Gabriel golpeaba el cuchillo contra
la vieja heladera. Por suerte estaba solo. Ella le habría
censurado ese “ruidito molesto”. Se rió entre lágrimas.
Lágrimas por su ausencia. Lágrimas
por su presencia en todo lo que hacía.
Ninguno de sus primos se animó a
acompañarlo. “Bah, no es que no se
animaron, les importa un bledo lo que hay dentro de la casa” le había comentado
a su mejor amigo “Solo cuanto van a poder sacar por la venta”.

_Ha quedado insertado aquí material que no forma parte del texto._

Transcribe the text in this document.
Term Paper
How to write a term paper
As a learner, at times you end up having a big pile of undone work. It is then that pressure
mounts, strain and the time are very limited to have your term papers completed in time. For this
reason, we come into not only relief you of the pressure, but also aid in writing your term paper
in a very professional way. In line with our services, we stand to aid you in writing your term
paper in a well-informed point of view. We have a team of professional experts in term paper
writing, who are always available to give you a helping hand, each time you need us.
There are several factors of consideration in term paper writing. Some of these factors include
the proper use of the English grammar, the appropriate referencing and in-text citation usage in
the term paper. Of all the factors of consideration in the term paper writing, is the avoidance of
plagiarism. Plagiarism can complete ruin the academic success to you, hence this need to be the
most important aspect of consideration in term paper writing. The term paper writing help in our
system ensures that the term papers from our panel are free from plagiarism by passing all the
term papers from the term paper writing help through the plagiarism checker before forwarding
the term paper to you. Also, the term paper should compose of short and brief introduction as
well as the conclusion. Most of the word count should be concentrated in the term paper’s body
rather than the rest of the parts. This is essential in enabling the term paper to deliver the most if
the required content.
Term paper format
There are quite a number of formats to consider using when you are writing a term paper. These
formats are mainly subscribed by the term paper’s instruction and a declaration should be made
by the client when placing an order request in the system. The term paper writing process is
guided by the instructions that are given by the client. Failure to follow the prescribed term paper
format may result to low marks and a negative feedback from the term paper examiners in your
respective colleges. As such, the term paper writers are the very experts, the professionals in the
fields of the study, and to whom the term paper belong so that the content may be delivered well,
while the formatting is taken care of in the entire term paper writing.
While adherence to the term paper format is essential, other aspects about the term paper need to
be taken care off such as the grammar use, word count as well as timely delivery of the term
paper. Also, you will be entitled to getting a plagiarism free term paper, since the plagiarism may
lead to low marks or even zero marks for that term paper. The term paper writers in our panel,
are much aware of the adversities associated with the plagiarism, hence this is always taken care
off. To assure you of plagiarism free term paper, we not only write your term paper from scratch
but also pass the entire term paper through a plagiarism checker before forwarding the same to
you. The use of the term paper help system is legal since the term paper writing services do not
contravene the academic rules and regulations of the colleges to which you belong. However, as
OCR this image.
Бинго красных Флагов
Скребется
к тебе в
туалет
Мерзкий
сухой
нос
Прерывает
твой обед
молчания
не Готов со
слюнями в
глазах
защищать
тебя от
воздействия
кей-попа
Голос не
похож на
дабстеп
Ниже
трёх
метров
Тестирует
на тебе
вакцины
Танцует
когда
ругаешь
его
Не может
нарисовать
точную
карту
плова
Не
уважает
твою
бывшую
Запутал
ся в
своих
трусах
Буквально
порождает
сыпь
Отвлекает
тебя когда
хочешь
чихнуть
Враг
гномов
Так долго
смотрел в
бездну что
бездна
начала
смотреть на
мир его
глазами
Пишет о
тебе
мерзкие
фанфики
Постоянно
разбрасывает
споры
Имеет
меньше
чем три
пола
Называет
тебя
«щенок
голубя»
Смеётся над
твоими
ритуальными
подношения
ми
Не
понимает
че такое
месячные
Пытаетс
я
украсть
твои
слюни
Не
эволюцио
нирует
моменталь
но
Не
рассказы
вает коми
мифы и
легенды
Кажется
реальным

Se encogió de hombros, mejor estar
solo que con esos tipos. El qué había pasado toda su vida entre estas paredes
había sido él. Ahí nació, ahí, en ese cuarto, el de las paredes celestes. Y por esa puerta vio irse a la espalda quien
le dio a luz, para no volver. Pero,
mientras la puerta se cerraba, unas manos, sus manos ya algo arrugadas, se
acercaban para abrazarlo.
Se durmió en
esa cama que había sido suya durante tantos años. Soñó con las tortas, con los
tangos y boleros, con sus manos acariciándole la cabeza. Y mientras dormía las
lágrimas se fueron y una sonrisa afloró en el rostro. Se despertó tarde, se
sentó y por algún motivo las piernas no le llegaban al suelo. Con un
saltito fue hacia el baño. El picaporte
y la llave de luz estaban más altos de lo normal. No llegó a prender la luz que lo asustó un ruido que llegaba de
la cocina. ¿Un ladrón? Salió corriendo. Tropezó con un mueble que hacía años
que no estaba ahí. Atajó la lámpara y se quedó quieto. Escuchó un bolero, un
bolero cantado con esa voz tan bajita como ella y luego la vio batiendo huevos y con todo listo
para marinar las milanesas.
Abuela.
Dejó caer la
lámpara al suelo. No escucho el estruendo, ni se percato de los vidrios rotos
cuando camino hacia ella.
Abuela.
Y ella corrió
hacia él y lo levantó en brazos como si no tuviese treinta y dos años
-¡Gabito! ¿Pero que haces, ché? ¡Tené cuidado!
-¡Abuela!
-¿A ver esas patitas? No te
cortaste de casualidad. Ya está, no pasó
nada, deja de llorar y explicáme que hacías con esa lámpara en mano.
-¡Abuela!
-¿Otra vez jugando a esa película que dan en el cine? Me parece muy
violento que un chico juegue a esas cosas.
Y al fin se vio
al espejo, chiquito, con los rulos largos, sin el corte en la frente. Y
entendió que era un recuerdo. Ella le lavó la cara y él por fin dejó de llorar.
-¡Pero…! Si me abrazas así de fuerte me vas a ahorcar. Veni, contáme
que pasa.
Se sentaron en
ese sillón, que era para uno sólo pero que fue siempre para los dos. Gabriel se quedó abrazándola, sintió su piel,
el pulóver que usaba para cocinar en invierno, su corazón. Y luego de un largo
silencio, la miró y ella supo que era algo serio. Y supo que no era su pequeño
Gabito, sino que era Gabriel.
-Abuela, ¿qué pasó con mi papá?
-La verdad es que no lo sé. Creo que tu mamá no le dijo que estaba
embarazada de vos.
-¿Pero sabes quién es?
-Sí. Se llama Juan Manuel
Duarte. Si buscas en el sótano vas a encontrar muchas fotos y cartas de él a tu
mamá. Cartas que nunca leyó.
-Pero abuela, ¿nunca lo buscaste?
-Ay, Gabito…
Y está vez fue
ella quien dejo escapar lagrimas sin romper en llanto.
-Es que tenía miedo.
-¿Miedo de qué?
-De que me dejara sola.
-Ay, abuela. Nunca te pregunté por eso mismo, para que no tengas
miedo.
-Gabito, somos dos paparulos.
-Sí, abuela.
-Me parece que es hora de que vuelvas a la cama, es muy tarde.
-Sí, abuela.
Y fue hacia la
pieza y se metió en la cama, ella lo arropó y cuando estaba por irse le hizo
una última pregunta.
-Gabito, ¿extrañas mis tortas?
-¡Casi tanto cómo a vos!
Ella volvió a
sonreír.
-En el sótano junto a las fotos de tu papá, vas a encontrar mi libro
de recetas.
-Gracias abuela
Y se durmió.
Nunca extraño a una madre porque
tuvo abuela.
Y ahora a su abuela. Y a su madre. La misma persona.